Na apelação, o MP defendeu que o fato de o infrator ter atingido a maioridade penal não impede a aplicação de medida socioeducativa compatível ao caso, já que o ato infracional cometido pelo adolescente, na época com 17 anos de idade, é equiparado ao delito tipificado pelo art. 155, §§ 1º e 4º, I, do Código Penal – furto qualificado. A Procuradoria-Geral de Justiça opinou pelo provimento do recurso.

Para o relator do processo, Des. Luiz Claudio Bonassini da Silva, as medidas socioeducativas a serem aplicadas a adolescente infrator, com base no ECA, podem ser estendidas até que complete 21 anos, sendo irrelevante a implementação da maioridade civil ou penal no decorrer de seu cumprimento.

O Superior Tribunal de Justiça (STJ), por meio do Tema Repetitivo nº 992, firmou a tese no sentido de que a superveniência da maioridade penal não interfere na apuração de ato infracional nem na aplicabilidade de medida socioeducativa em curso, inclusive na liberdade assistida, enquanto não atingida a idade de 21 anos, escreveu o magistrado em seu voto.
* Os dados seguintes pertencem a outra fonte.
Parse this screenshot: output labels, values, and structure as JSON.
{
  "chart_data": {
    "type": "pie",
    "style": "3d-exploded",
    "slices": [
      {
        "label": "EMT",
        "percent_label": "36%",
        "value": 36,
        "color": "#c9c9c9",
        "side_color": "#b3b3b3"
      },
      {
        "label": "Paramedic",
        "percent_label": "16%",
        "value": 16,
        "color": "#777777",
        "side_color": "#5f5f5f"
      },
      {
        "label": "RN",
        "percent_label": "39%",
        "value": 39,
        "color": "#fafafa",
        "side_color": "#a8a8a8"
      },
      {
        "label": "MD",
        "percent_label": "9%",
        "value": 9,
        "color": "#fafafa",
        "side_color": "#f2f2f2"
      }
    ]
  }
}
Citando jurisprudência do STJ, do STF e doutrinadores, o relator apontou que se o adolescente pratica ato infracional antes de completar 18 anos, deve percorrer o caminho processual previsto no ECA, com a prolação da sentença, mesmo que já tenha ultrapassado o limite: o que importa é a data do fato.

Ele trouxe ainda ao processo a Súmula nº 605, do STJ, a qual dispõe que a superveniência da maioridade penal não interfere na apuração de ato infracional nem na aplicabilidade de medida socioeducativa em curso, inclusive na liberdade assistida, enquanto não atingida a idade de 21 anos.
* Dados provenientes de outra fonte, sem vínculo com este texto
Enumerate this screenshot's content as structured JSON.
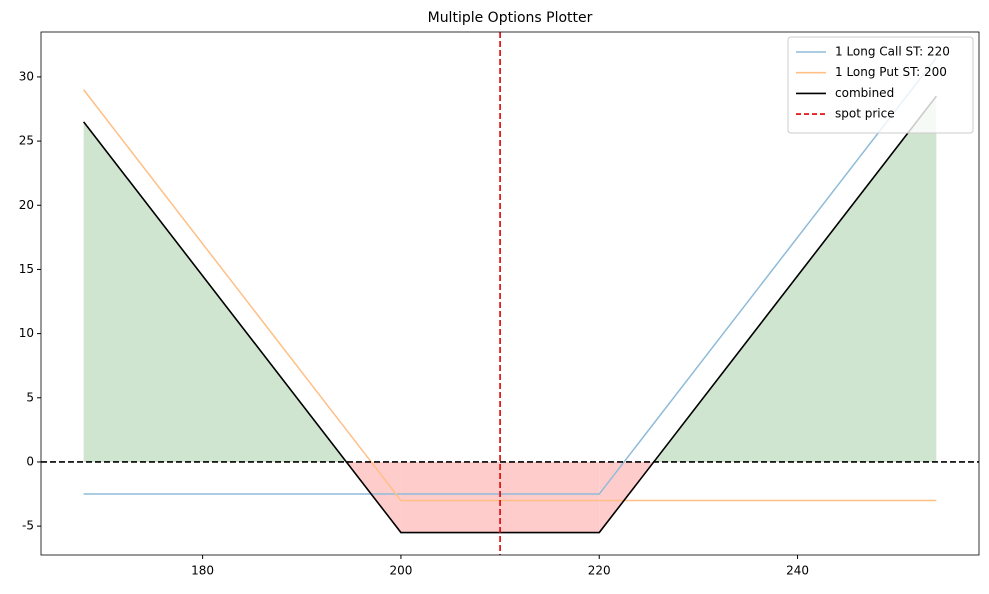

No entender do relator, a questão encontra-se pacificada pelos Tribunais, não havendo razão alguma para extinguir o feito pelo fato de o infrator ter alcançado a maioridade penal no curso do processo. Assim, com pacífica e reiterada jurisprudência, defende o magistrado que a maioridade não é óbice para aplicação de medidas socioeducativas, tanto de internação quanto as mais brandas (reparação do dano, prestação de serviços à comunidade, advertência ou liberdade assistida) por terem caráter ressocializante e educativo.
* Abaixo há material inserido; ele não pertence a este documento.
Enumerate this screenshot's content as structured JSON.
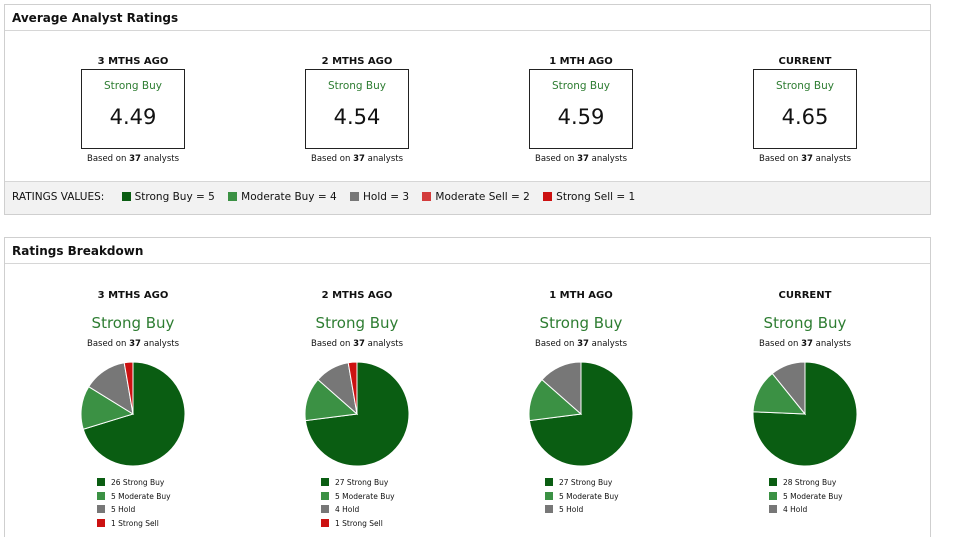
{
  "colors": {
    "strong_buy": "#0a5d12",
    "moderate_buy": "#3b9144",
    "hold": "#777777",
    "moderate_sell": "#d33c3c",
    "strong_sell": "#cc1111",
    "accent_text": "#2e7d32"
  },
  "average_panel": {
    "title": "Average Analyst Ratings",
    "columns": [
      {
        "period": "3 MTHS AGO",
        "rating": "Strong Buy",
        "score": "4.49",
        "based_prefix": "Based on",
        "analysts": "37",
        "based_suffix": "analysts"
      },
      {
        "period": "2 MTHS AGO",
        "rating": "Strong Buy",
        "score": "4.54",
        "based_prefix": "Based on",
        "analysts": "37",
        "based_suffix": "analysts"
      },
      {
        "period": "1 MTH AGO",
        "rating": "Strong Buy",
        "score": "4.59",
        "based_prefix": "Based on",
        "analysts": "37",
        "based_suffix": "analysts"
      },
      {
        "period": "CURRENT",
        "rating": "Strong Buy",
        "score": "4.65",
        "based_prefix": "Based on",
        "analysts": "37",
        "based_suffix": "analysts"
      }
    ],
    "ratings_values": {
      "label": "RATINGS VALUES:",
      "items": [
        {
          "label": "Strong Buy = 5"
        },
        {
          "label": "Moderate Buy = 4"
        },
        {
          "label": "Hold = 3"
        },
        {
          "label": "Moderate Sell = 2"
        },
        {
          "label": "Strong Sell = 1"
        }
      ]
    }
  },
  "breakdown_panel": {
    "title": "Ratings Breakdown",
    "columns": [
      {
        "period": "3 MTHS AGO",
        "rating": "Strong Buy",
        "based_prefix": "Based on",
        "analysts": "37",
        "based_suffix": "analysts",
        "legend": [
          "26 Strong Buy",
          "5 Moderate Buy",
          "5 Hold",
          "1 Strong Sell"
        ]
      },
      {
        "period": "2 MTHS AGO",
        "rating": "Strong Buy",
        "based_prefix": "Based on",
        "analysts": "37",
        "based_suffix": "analysts",
        "legend": [
          "27 Strong Buy",
          "5 Moderate Buy",
          "4 Hold",
          "1 Strong Sell"
        ]
      },
      {
        "period": "1 MTH AGO",
        "rating": "Strong Buy",
        "based_prefix": "Based on",
        "analysts": "37",
        "based_suffix": "analysts",
        "legend": [
          "27 Strong Buy",
          "5 Moderate Buy",
          "5 Hold"
        ]
      },
      {
        "period": "CURRENT",
        "rating": "Strong Buy",
        "based_prefix": "Based on",
        "analysts": "37",
        "based_suffix": "analysts",
        "legend": [
          "28 Strong Buy",
          "5 Moderate Buy",
          "4 Hold"
        ]
      }
    ]
  },
  "chart_data": [
    {
      "type": "pie",
      "categories": [
        "Strong Buy",
        "Moderate Buy",
        "Hold",
        "Strong Sell"
      ],
      "values": [
        26,
        5,
        5,
        1
      ]
    },
    {
      "type": "pie",
      "categories": [
        "Strong Buy",
        "Moderate Buy",
        "Hold",
        "Strong Sell"
      ],
      "values": [
        27,
        5,
        4,
        1
      ]
    },
    {
      "type": "pie",
      "categories": [
        "Strong Buy",
        "Moderate Buy",
        "Hold"
      ],
      "values": [
        27,
        5,
        5
      ]
    },
    {
      "type": "pie",
      "categories": [
        "Strong Buy",
        "Moderate Buy",
        "Hold"
      ],
      "values": [
        28,
        5,
        4
      ]
    }
  ]
}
Diante disso, é certo que as medidas socioeducativas previstas pelo ECA podem ser aplicadas até que o infrator complete os 21 anos de idade, fato que, neste caso, ocorrerá somente em 20/11/2021. Sendo assim, determina-se o regular prosseguimento do feito. São estes os fundamentos pelos quais dou provimento ao recurso, concluiu.

O processo tramitou em segredo de justiça.